Currency Chart (AUD vs. USD)
Reasons for the fall
There are a number of reasons for the dollar’s swift decline: improving economic conditions in other countries including the United States and Japan, the most recent interest rate cut by the Reserve Bank in May, and most importantly, the continued slowing of growth in China.
Impact of the US
Comments by US Federal Reserve Chairman Ben Bernanke that its fiscal stimulus program would be wound down led to a number of contradictory market responses. While some investors viewed the move as an indication that the US economy was improving, others regarded it as being premature. They were afraid the removal of quantitative easing could lead to a significant fall in the prices of US financial assets, such as shares and property.
Changing Chinese demand
The dominant factor undermining the value of the Australian dollar however, is the structural change in the Chinese economy. As China moves away from growth based on massive infrastructure investment towards an economy based on consumer demand, it is anticipated that both the demand for and price of Australian commodities will fall, thereby reducing the attractiveness of the Australian dollar.
Interest rate cuts
The latest rate cut puts Australian interest rates at a record low of 2.75%, increasing pressure on the Aussie dollar and signalling a weakening economy.
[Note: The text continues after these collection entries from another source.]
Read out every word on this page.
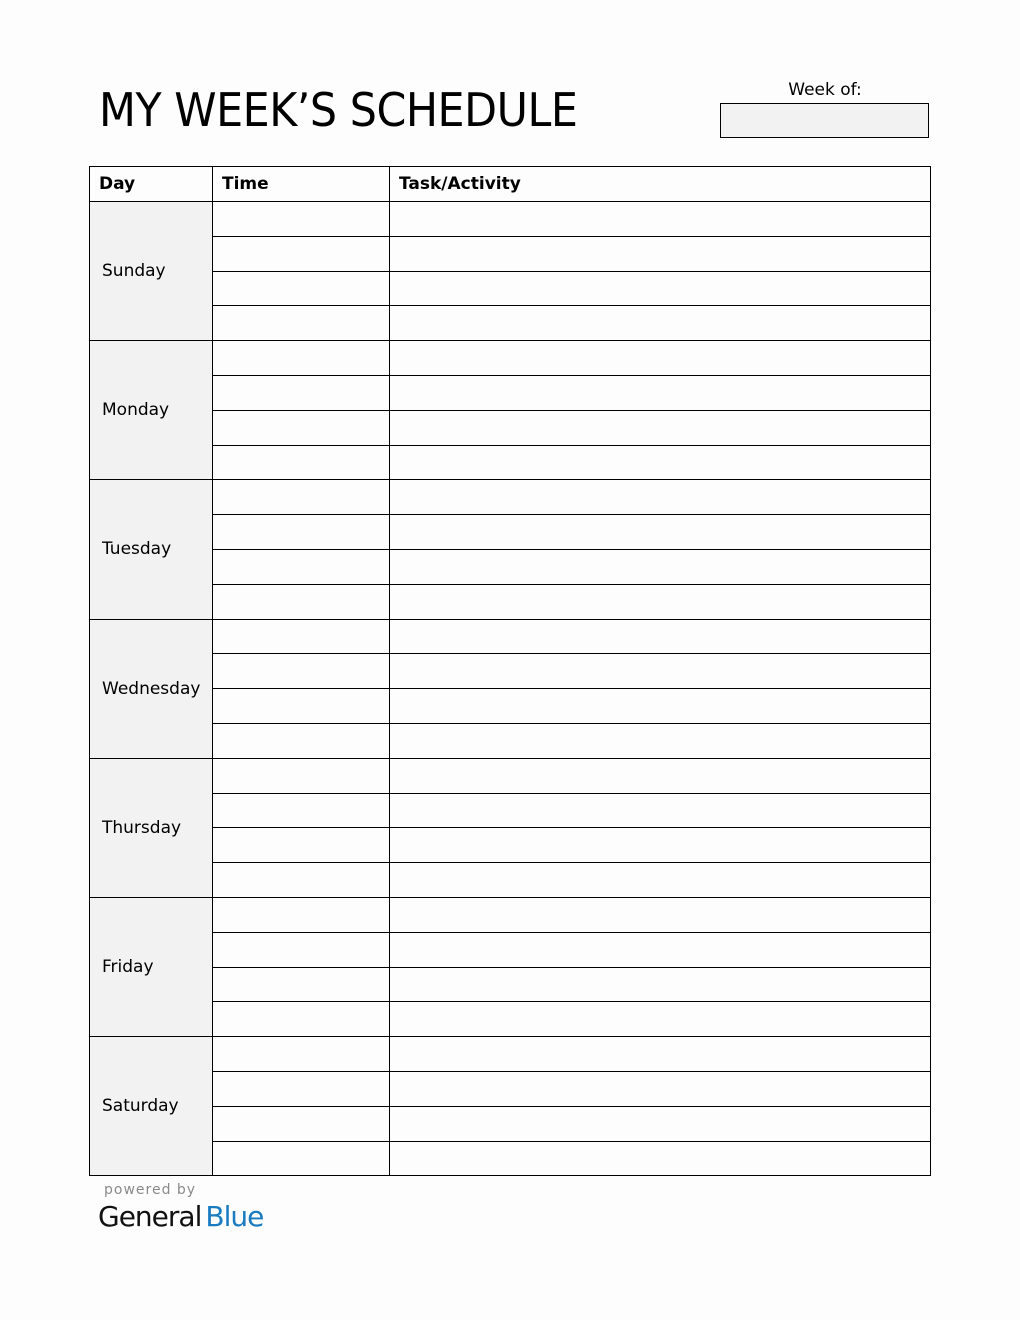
MY WEEK’S SCHEDULE	Week of:
Day	Time	Task/Activity
Sunday		

Monday		

Tuesday		

Wednesday		

Thursday		

Friday		

Saturday		

powered by
General Blue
At the time of the rate cut, the Reserve Bank expressed concern that the rebalancing of Australia’s two-speed economy from the mining boom to more broadly based growth had been slower than expected. Part of the problem was the stubbornly high Australian dollar.
Commodity prices
The dollar moved in step with commodity prices until late last year when commodities fell but the dollar kept rising. As the graph shows, the May rate cut pulled the dollar back into line; whether or not it has fallen too far in the short term remains to be seen.[/one_half]
Who will benefit
A lower dollar is good news for retailing and tourism, which have borne the brunt of the relentlessly high currency in recent years. On top of this, lower interest rates help by reducing the cost of borrowing for business and individuals.
A lower dollar also helps the competitiveness of industries such as manufacturing, agriculture, education and mining. When combined with an upturn in US growth, it should also boost profits of Australian companies with US-based operations.
Is this the new normal?
Only time will tell if the Australian dollar has settled at current levels or has further to fall. However, it would seem that the Aussie dollar’s days as one of the strongest global currencies appear to be over.
While a lower dollar is bound to disappoint anyone travelling overseas, it is good news for all Australians if it takes the economic brakes off previously struggling sectors of the economy.